Le 8e porte-avions du pays, qui a servi de 61 à 97, était parti le 30 décembre 2005, du port de Toulon pour l’Inde, où l’on devait le débarrasser de son amiante. Premier couac : l’Egypte lui refuse le passage du canal par le canal de Suez.

Mais de tractation en tractation, il arrive à continuer son chemin. Second couac : par une décision de justice, et avant même que bateau jette l’ancre, le pays de destination stipule que la France a violé la Convention de Bâle sur les déchets dangereux. Par cet arrêt, les autorités indiennes ferment les portes de leur port au Clémenceau, qui doit s’en retourner, la queue, pardon, la poupe entre les pattes. Le dernier couac, ou l’iceberg fatal pour ce navire, c’est la toute récente décision du Conseil d’Etat français, qui a considéré le bâtiment comme un déchet dangereux et non comme un navire de guerre. Dépité, Chirac a décidé de son rapatriement, et pour revenir à la maison, il passera près de la Réunion en contournant l’Afrique.

Du coup, cette deuxième odyssée du « Clém », qui a fait de la France la risée d’une partie du monde, rappelle cet autre périple tout aussi médiatisé que hautement rocambolesque du même navire en 2003. Alors, les observateurs se gaussaient de l’embarras dans laquelle se trouvait la Chiraquie. C’est vrai que quand on a contre soi le redoutable professionnalisme d’activistes comme les militants de Greenpeace, l’on est presque parti perdant d’avance.

C’est quoi donc ce géant des mers, qui peut accueillir une quarantaine d’avions de guerre, que beaucoup rêvent de posséder, mais dont il est si difficile de se débarrasser ? Cette question, bien des personnes se la posent toujours.

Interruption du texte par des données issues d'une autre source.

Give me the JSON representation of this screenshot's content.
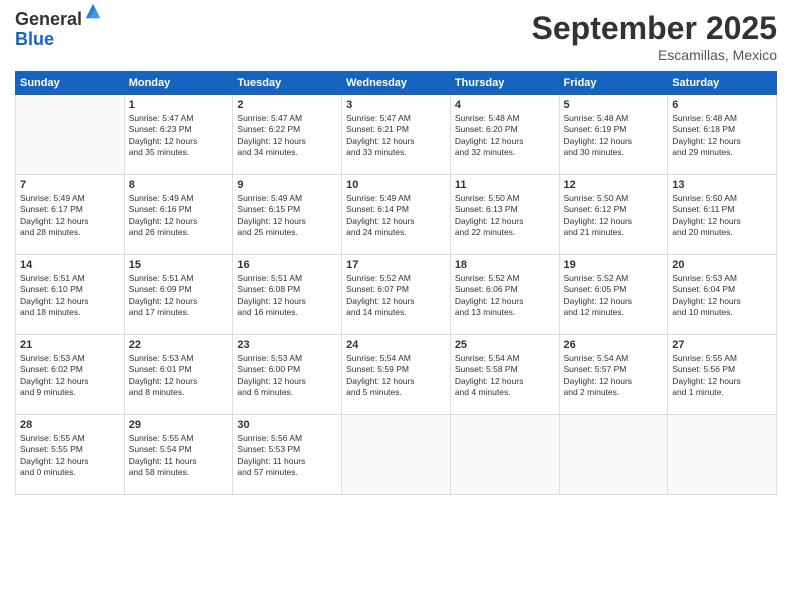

Même si la forte présence d’amiante (qui est un véritable problème de santé publique dans bien des pays) est un début de réponse à la question, le destin de celui qui a été rebaptisé « le Croque Q790 » est en soi original, mais bien triste.

Et s’il y a un monsieur qui doit se retourner dans sa tombe depuis plus de trois ans, il s’agirait assurément de Georges Clémenceau (1841-1929), cet ancien homme politique français, dénommé le Tigre, tant sa volonté de vaincre était d’acier, dont le navire porte le nom. A moins qu’on lui donne une idée du tonnage d’amiante qu’il y a dans l’ancien navire de guerre pour tempérer sa tristesse.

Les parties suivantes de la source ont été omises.